Holidays can rise or fall on unmet expectations. So Cunningham recommended turning expectations into requests. If you want your guests to be on time, tell them. "We have a lot planned, so please try to be here by 6." If you expect people to dress up for dinner, express it ahead. Want help in the kitchen or people to stand clear? Say it.
If there's an issue, say, "Here's what's important to me," NOT "here's what's wrong." And don't think that either you or your in-law can be satisfied when traditions or expectations clash. "There is always common ground. Common, not middle," said Cunningham.
Upsets and disagreements always seem to contain "what happened" and "what someone added." They came late to dinner, Cunningham said. That's what happened. They didn't respect my request. That's what's added.
The in-laws bought a gift for my child I don't like. It happened. They don't care or are trying to outdo me. That's what got added.
"About 99 percent of our experience of life comes from what we add," Cunningham said. "If you separate those two out, it defuses every argument."
Colette and Randy Moser juggle not only holidays with their parents, but also with their adult children. This year, her dad will come up from St. George to Salt Lake. Her in-laws already live nearby.
On Christmas Eve, they'll enjoy a big party with her side of the family, and on Christmas Day, Moser will cook breakfast and her husband's parents will come over, before heading home to prepare for the dinner at their house for the extended family, including Moser's sibling-in laws and all their kids.
Many of the activities are run open-house style and it's a congenial group, but even if they didn't all get along, breathing room has been built in so people aren't forced together.
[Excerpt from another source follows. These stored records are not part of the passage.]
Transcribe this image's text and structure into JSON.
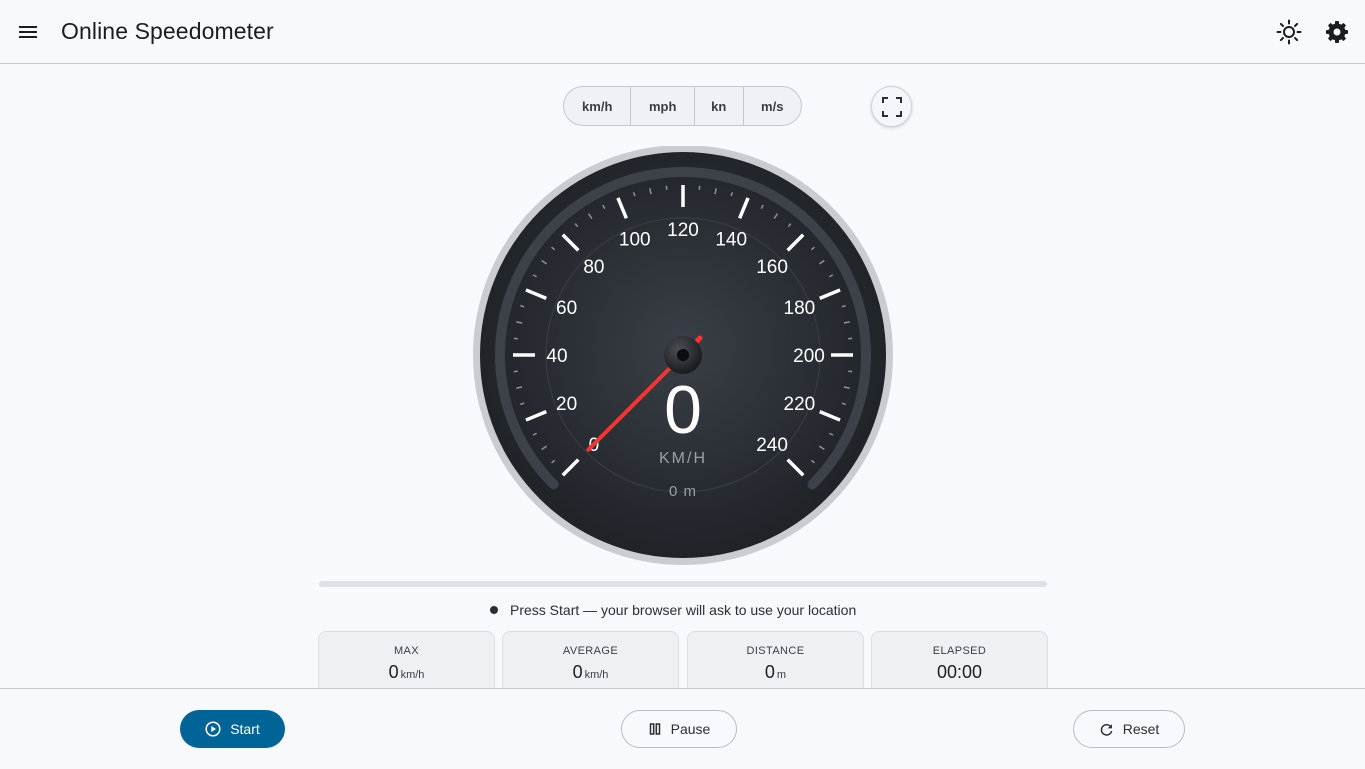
{
  "app": {
    "title": "Online Speedometer"
  },
  "units": [
    {
      "label": "km/h",
      "active": true
    },
    {
      "label": "mph",
      "active": false
    },
    {
      "label": "kn",
      "active": false
    },
    {
      "label": "m/s",
      "active": false
    }
  ],
  "gauge": {
    "speed": "0",
    "unit_label": "KM/H",
    "odometer": "0 m",
    "needle_value": 0,
    "min": 0,
    "max": 240,
    "major_ticks": [
      0,
      20,
      40,
      60,
      80,
      100,
      120,
      140,
      160,
      180,
      200,
      220,
      240
    ],
    "needle_color": "#ff3030"
  },
  "progress": {
    "value": 0
  },
  "status": {
    "text": "Press Start — your browser will ask to use your location"
  },
  "stats": {
    "max": {
      "label": "MAX",
      "value": "0",
      "unit": "km/h"
    },
    "average": {
      "label": "AVERAGE",
      "value": "0",
      "unit": "km/h"
    },
    "distance": {
      "label": "DISTANCE",
      "value": "0",
      "unit": "m"
    },
    "elapsed": {
      "label": "ELAPSED",
      "value": "00:00"
    }
  },
  "controls": {
    "start_label": "Start",
    "pause_label": "Pause",
    "reset_label": "Reset"
  },
  "icons": {
    "menu": "menu-icon",
    "theme": "sun-icon",
    "settings": "gear-icon",
    "fullscreen": "fullscreen-icon",
    "start": "play-circle-icon",
    "pause": "pause-icon",
    "reset": "refresh-icon"
  },
  "colors": {
    "accent": "#006496",
    "needle": "#ff3030"
  }
}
"It's all really fun," she said.
If it's not all fun at your gathering, experts have advice. Shared activities are a marvel for uniting generations. Don MacMannis, a psychologist in Santa Barbara who co-wrote "How's Your Family Really Doing?", recommended doing a service activity that helps others and reminds children to count their blessings. Lindsay Gaskins, a mom and CEO of a game retailer called Marbles, said board games break the ice, promote camaraderie and bring quiet teens into activities.
"Have things to do, photo albums to look at, a tree to decorate, puzzles to put together, to keep people busy," said Tessina. "If you ask everyone to bring something like a favorite family picture, an ornament for the tree, one flower to add to an impromptu arrangement or a memento of your travels, these items can be a much safer topic of conversation."
If tensions with certain family members are known or expected, "talk in advance about what to do so you'll have a plan," Tessina said.
Sherman said it's important to have conversations with your mate, and not just around the holidays. You need to agree on boundaries. Bending occurs between couples, too, because the parent-adult child relationship is important, just as the couple relationship is.
If there's a problem, she said, it is sometimes helpful to have the person who is related do the talking. Tiff with your mother-in-law? Let your husband, her son, intervene. Kinship helps some conversations stay productive and loving.
Seeing others' relationships has taught Sherman a bit about being a mother-in-law. "I live 45 minutes from my kids and go once a week. I help and when it's time to leave, I leave. I am very aware of not overstepping my boundaries."
Attorney Jim McGinnis practices family law in Atlanta, and could write a book about what happens when families fall apart — but he doesn't have time this season. He's busy working with opposing counsel to craft holiday plans for people who can't collaborate on one: You get Mercedes and Celia from 3 to 9 p.m. on Christmas Eve. My client has them then until Dec. 27.